A thin film comprising silk peptide and cellulose nanofibrils implanting on the electrospun poly(lactic acid) fibrous scaffolds for biomedical reconstruction

Conjunctival reconstruction using biocompatible polymers constitutes an effective treatment for conjunctival scarring and associated visual impairment. In this work, a thin film comprising silk peptide (SP), cellulose nanofibrils (CNF) and Ag nanoparticles (AgNPs) that implanted on the poly(lactic acid) (PLA) electrospun fibrous membranes (EFMs) was designed for biomedical reconstruction. SP and CNF as thin films can improve the surface hydrophilicity of the as-prepared scaffolds, which synergistically enhanced the biocompatibility. In in vivo experiments, the developed PLA EFMs modified with 3 wt% SP/CNF/AgNPs could be easily manipulated and transplanted onto conjunctival defects in rabbits, consequently accelerating the structural and functional restoration of the ocular surface in 12 days.
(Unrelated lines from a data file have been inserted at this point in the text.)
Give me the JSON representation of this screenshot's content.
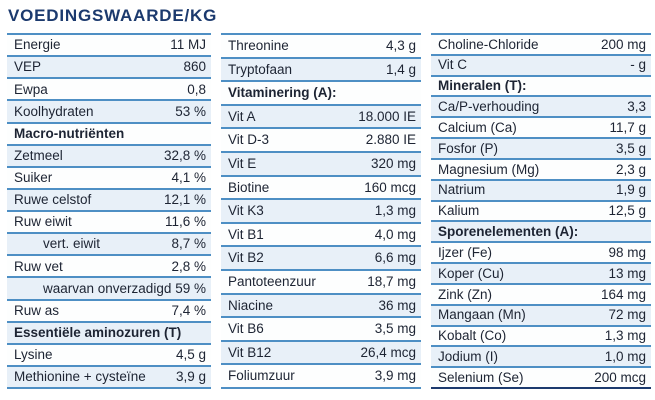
{
  "title": "VOEDINGSWAARDE/KG",
  "colors": {
    "title_navy": "#1c3a6e",
    "separator_blue": "#4e8fc4",
    "alt_row_blue": "#e8f0f8",
    "text": "#1d2433"
  },
  "chart_data": {
    "type": "table",
    "title": "VOEDINGSWAARDE/KG",
    "columns_note": "three side-by-side label/value lists with bold section headers"
  },
  "columns": [
    {
      "rows": [
        {
          "type": "item",
          "label": "Energie",
          "value": "11 MJ"
        },
        {
          "type": "item",
          "label": "VEP",
          "value": "860"
        },
        {
          "type": "item",
          "label": "Ewpa",
          "value": "0,8"
        },
        {
          "type": "item",
          "label": "Koolhydraten",
          "value": "53 %"
        },
        {
          "type": "header",
          "label": "Macro-nutriënten"
        },
        {
          "type": "item",
          "label": "Zetmeel",
          "value": "32,8 %"
        },
        {
          "type": "item",
          "label": "Suiker",
          "value": "4,1 %"
        },
        {
          "type": "item",
          "label": "Ruwe celstof",
          "value": "12,1 %"
        },
        {
          "type": "item",
          "label": "Ruw eiwit",
          "value": "11,6 %"
        },
        {
          "type": "item",
          "indent": true,
          "label": "vert. eiwit",
          "value": "8,7 %"
        },
        {
          "type": "item",
          "label": "Ruw vet",
          "value": "2,8 %"
        },
        {
          "type": "item",
          "indent": true,
          "label": "waarvan onverzadigd",
          "value": "59 %"
        },
        {
          "type": "item",
          "label": "Ruw as",
          "value": "7,4 %"
        },
        {
          "type": "header",
          "label": "Essentiële aminozuren (T)"
        },
        {
          "type": "item",
          "label": "Lysine",
          "value": "4,5 g"
        },
        {
          "type": "item",
          "label": "Methionine + cysteïne",
          "value": "3,9 g"
        }
      ]
    },
    {
      "rows": [
        {
          "type": "item",
          "label": "Threonine",
          "value": "4,3 g"
        },
        {
          "type": "item",
          "label": "Tryptofaan",
          "value": "1,4 g"
        },
        {
          "type": "header",
          "label": "Vitaminering (A):"
        },
        {
          "type": "item",
          "label": "Vit A",
          "value": "18.000 IE"
        },
        {
          "type": "item",
          "label": "Vit D-3",
          "value": "2.880 IE"
        },
        {
          "type": "item",
          "label": "Vit E",
          "value": "320 mg"
        },
        {
          "type": "item",
          "label": "Biotine",
          "value": "160 mcg"
        },
        {
          "type": "item",
          "label": "Vit K3",
          "value": "1,3 mg"
        },
        {
          "type": "item",
          "label": "Vit B1",
          "value": "4,0 mg"
        },
        {
          "type": "item",
          "label": "Vit B2",
          "value": "6,6 mg"
        },
        {
          "type": "item",
          "label": "Pantoteenzuur",
          "value": "18,7 mg"
        },
        {
          "type": "item",
          "label": "Niacine",
          "value": "36 mg"
        },
        {
          "type": "item",
          "label": "Vit B6",
          "value": "3,5 mg"
        },
        {
          "type": "item",
          "label": "Vit B12",
          "value": "26,4 mcg"
        },
        {
          "type": "item",
          "label": "Foliumzuur",
          "value": "3,9 mg"
        }
      ]
    },
    {
      "rows": [
        {
          "type": "item",
          "label": "Choline-Chloride",
          "value": "200 mg"
        },
        {
          "type": "item",
          "label": "Vit C",
          "value": "- g"
        },
        {
          "type": "header",
          "label": "Mineralen (T):"
        },
        {
          "type": "item",
          "label": "Ca/P-verhouding",
          "value": "3,3"
        },
        {
          "type": "item",
          "label": "Calcium (Ca)",
          "value": "11,7 g"
        },
        {
          "type": "item",
          "label": "Fosfor (P)",
          "value": "3,5 g"
        },
        {
          "type": "item",
          "label": "Magnesium (Mg)",
          "value": "2,3 g"
        },
        {
          "type": "item",
          "label": "Natrium",
          "value": "1,9 g"
        },
        {
          "type": "item",
          "label": "Kalium",
          "value": "12,5 g"
        },
        {
          "type": "header",
          "label": "Sporenelementen (A):"
        },
        {
          "type": "item",
          "label": "Ijzer (Fe)",
          "value": "98 mg"
        },
        {
          "type": "item",
          "label": "Koper (Cu)",
          "value": "13 mg"
        },
        {
          "type": "item",
          "label": "Zink (Zn)",
          "value": "164 mg"
        },
        {
          "type": "item",
          "label": "Mangaan (Mn)",
          "value": "72 mg"
        },
        {
          "type": "item",
          "label": "Kobalt (Co)",
          "value": "1,3 mg"
        },
        {
          "type": "item",
          "label": "Jodium (I)",
          "value": "1,0 mg"
        },
        {
          "type": "item",
          "label": "Selenium (Se)",
          "value": "200 mcg"
        }
      ]
    }
  ]
}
Additionally, incorporation of 0.30 mg/g AgNPs efficiently reduced the topical application of antibiotics without causing infections. Thus, these resultant scaffolds could not only serve as useful alternatives for conjunctival engineering, but also prevent infections effectively with a very low content of AgNPs.

Automated summary

A thin film composed of silk peptide, cellulose nanofibrils, and silver nanoparticles was developed for conjunctival reconstruction. The film improved the surface hydrophilicity of the scaffolds and enhanced biocompatibility. In vivo experiments on rabbits demonstrated that the modified film effectively restored the ocular surface structure and function within 12 days.